Convincing and thought provoking as many of the essays are, more copious and better quality images would surely have strengthened several of the arguments. (The problem is particularly pressing in Shingler's close analysis of the spatial layout of Mallarmé's poems, and in the rather poor black and white reproductions of the delicate and exquisite masks discussed by Rachel Sloan). In some of the more detailed discussions of color, texture and imagery, this reader was at times frustrated not to be able to examine the objects myself or themselves; high quality reproductions might have helped alleviate this somewhat. While this is certainly in part an economic issue, it seems particularly vexing in a book dedicated to objects not to have a least a glimmer of what they looked like.
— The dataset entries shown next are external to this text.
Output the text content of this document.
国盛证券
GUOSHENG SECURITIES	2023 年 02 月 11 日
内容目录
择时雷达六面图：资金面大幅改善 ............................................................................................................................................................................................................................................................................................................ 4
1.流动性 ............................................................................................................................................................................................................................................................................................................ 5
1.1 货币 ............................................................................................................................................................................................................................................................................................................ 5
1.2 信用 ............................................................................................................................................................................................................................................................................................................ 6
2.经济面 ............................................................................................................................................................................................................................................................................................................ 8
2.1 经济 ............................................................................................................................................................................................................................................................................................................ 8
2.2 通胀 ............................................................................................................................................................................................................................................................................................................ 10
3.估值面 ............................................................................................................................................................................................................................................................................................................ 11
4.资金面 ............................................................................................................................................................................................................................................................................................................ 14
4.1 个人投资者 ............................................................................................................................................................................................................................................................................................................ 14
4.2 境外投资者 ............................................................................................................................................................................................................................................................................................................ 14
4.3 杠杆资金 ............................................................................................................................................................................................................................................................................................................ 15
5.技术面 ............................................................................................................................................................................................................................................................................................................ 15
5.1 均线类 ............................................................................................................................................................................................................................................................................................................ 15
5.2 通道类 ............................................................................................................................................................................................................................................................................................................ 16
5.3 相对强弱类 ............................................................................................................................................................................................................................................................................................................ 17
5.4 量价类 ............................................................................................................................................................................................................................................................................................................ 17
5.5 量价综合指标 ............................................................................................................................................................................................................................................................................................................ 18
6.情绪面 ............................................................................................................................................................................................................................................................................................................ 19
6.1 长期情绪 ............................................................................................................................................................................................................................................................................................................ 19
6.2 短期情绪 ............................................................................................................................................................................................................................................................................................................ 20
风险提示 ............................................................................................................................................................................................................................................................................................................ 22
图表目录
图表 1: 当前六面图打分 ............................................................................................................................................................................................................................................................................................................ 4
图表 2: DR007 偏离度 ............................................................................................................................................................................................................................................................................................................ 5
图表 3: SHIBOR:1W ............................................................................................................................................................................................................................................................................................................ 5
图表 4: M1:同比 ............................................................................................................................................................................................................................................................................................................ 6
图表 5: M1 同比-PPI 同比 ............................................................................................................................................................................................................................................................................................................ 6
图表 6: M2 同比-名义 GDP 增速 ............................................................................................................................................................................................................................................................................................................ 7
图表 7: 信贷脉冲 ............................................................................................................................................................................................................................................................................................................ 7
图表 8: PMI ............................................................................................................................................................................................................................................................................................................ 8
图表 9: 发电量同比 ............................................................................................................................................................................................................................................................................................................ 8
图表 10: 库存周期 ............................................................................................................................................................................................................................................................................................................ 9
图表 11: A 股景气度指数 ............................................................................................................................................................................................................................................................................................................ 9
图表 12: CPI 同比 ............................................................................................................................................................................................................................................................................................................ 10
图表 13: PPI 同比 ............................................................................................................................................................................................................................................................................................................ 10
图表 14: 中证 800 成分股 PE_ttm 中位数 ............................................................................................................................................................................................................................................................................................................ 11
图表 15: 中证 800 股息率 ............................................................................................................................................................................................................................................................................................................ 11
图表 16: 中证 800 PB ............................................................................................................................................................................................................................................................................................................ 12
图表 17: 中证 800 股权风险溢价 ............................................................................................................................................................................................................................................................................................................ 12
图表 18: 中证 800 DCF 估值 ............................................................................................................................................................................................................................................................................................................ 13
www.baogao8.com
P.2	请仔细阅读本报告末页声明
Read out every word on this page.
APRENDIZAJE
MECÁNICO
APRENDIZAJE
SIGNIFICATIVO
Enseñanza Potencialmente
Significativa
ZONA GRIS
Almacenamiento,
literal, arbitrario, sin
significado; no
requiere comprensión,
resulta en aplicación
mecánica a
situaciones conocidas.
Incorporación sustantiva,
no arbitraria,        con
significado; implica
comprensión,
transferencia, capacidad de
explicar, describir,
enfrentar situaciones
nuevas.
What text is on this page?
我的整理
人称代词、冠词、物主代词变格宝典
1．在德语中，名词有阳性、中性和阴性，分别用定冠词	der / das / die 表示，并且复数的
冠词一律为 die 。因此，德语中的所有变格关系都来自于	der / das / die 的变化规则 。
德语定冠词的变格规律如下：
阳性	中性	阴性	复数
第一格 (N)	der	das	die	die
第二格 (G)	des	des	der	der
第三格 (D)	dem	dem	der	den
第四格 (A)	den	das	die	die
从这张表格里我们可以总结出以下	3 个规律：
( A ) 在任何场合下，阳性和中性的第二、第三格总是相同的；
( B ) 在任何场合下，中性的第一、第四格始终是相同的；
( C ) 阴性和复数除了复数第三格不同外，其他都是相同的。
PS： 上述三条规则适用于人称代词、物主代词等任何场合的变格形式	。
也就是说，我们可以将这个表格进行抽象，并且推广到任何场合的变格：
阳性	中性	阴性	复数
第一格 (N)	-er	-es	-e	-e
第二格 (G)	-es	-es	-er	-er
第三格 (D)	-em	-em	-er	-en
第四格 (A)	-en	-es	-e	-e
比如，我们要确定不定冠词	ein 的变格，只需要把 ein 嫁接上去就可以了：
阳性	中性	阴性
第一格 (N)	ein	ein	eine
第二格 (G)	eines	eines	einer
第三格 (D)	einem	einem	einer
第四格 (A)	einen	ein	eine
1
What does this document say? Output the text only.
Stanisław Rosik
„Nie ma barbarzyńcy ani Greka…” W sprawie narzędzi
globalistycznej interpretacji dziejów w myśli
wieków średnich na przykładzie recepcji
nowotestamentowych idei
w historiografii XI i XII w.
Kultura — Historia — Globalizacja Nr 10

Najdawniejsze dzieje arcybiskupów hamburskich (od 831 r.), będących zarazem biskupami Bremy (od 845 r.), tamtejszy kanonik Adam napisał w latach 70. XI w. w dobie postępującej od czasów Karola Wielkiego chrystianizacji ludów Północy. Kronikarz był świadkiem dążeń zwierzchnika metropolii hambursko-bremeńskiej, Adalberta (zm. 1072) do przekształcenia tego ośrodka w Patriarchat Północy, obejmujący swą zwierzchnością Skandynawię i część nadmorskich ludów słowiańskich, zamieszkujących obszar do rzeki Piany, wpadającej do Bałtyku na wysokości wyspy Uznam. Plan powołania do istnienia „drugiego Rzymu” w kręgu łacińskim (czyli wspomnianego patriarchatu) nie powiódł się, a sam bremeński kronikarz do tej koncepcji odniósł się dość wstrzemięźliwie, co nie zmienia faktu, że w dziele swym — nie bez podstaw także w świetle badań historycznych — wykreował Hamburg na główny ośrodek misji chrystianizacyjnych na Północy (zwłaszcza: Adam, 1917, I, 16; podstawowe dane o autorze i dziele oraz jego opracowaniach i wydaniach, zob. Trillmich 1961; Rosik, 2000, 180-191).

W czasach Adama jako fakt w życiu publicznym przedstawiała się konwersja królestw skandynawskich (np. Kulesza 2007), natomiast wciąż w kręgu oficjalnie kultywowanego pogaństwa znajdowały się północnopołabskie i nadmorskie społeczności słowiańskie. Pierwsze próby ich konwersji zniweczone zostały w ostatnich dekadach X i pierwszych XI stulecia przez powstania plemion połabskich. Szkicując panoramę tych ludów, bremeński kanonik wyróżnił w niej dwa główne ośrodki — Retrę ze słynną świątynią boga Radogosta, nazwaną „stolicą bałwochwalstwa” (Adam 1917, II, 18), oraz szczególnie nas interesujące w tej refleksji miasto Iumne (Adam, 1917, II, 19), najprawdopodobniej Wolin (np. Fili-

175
Indeed, while the book reveals how myriad objects were deeply intertwined with Symbolist art, one type of glimmering object emerges as the objet Symboliste par excellence: the gem. From the jewel-encrusted tortoise that crawls upon des Esseintes' carpet to the monumental structure of the Porte Binet, which "resembled an inflated piece of jewelry almost more that it did a work of architecture," the gem occupies pride of place in the Symbolist cosmos. From Jarry's "diamond between turds," to the captivating jewelry of Gallé, to the glittering treasures at the heart of Rachilde's story of "The Marquis de Sade," the jewel is ubiquitous. Rarified and ornamental, yet tied to the forces of nature that produced it, dredged from the deep and bearing its secrets, the gem may stand in for the Symbolist work itself, glittering with possibility and beautiful to behold. As both aesthetic object, and object of study, Mahoney and her contributors prove these works remain multifaceted and spellbinding to contemplate.

Laura Morowitz
Professor of Art History, Wagner College
lmorowit[at]wagner.edu


 

[1] Pioneering studies include Rémy Saisselin, The Bourgeois and the Bibelot (New Brunswick: Rutgers University Press, 1984); Janell Watson, Literature and Material Culture from Balzac to Proust: the Collection and Consumption of Curiosities (Cambridge, England: Cambridge University Press, 1996); Rosalind Pepall, "Cette Enchanteresse Matière," in Jean Clair, et. al., Lost Paradise: Symbolist Europe (Montreal: Museum of Fine Arts, 1995), 406-427; Françoise Lucbert, "Le Corps de peinture ou les transpositions d'art de Huysmans sur Gustave Moreau," Au Balcon 1871-1914 7 (July 1995).

[2] Elizabeth Emery, "J.K. Huysmans and the Middle Ages," Modern Language Studies 29:3 (2002); "Bricacracomanis: Zola's Romantic Instinct" Excavatio 12 (1999); "Perpectual Adoration: Proust and the Art Spirit," chapter four in Romancing the Cathedral: Gothic Architecture in Fin de Siècle French Culture, (Albany: State University Press, 2001).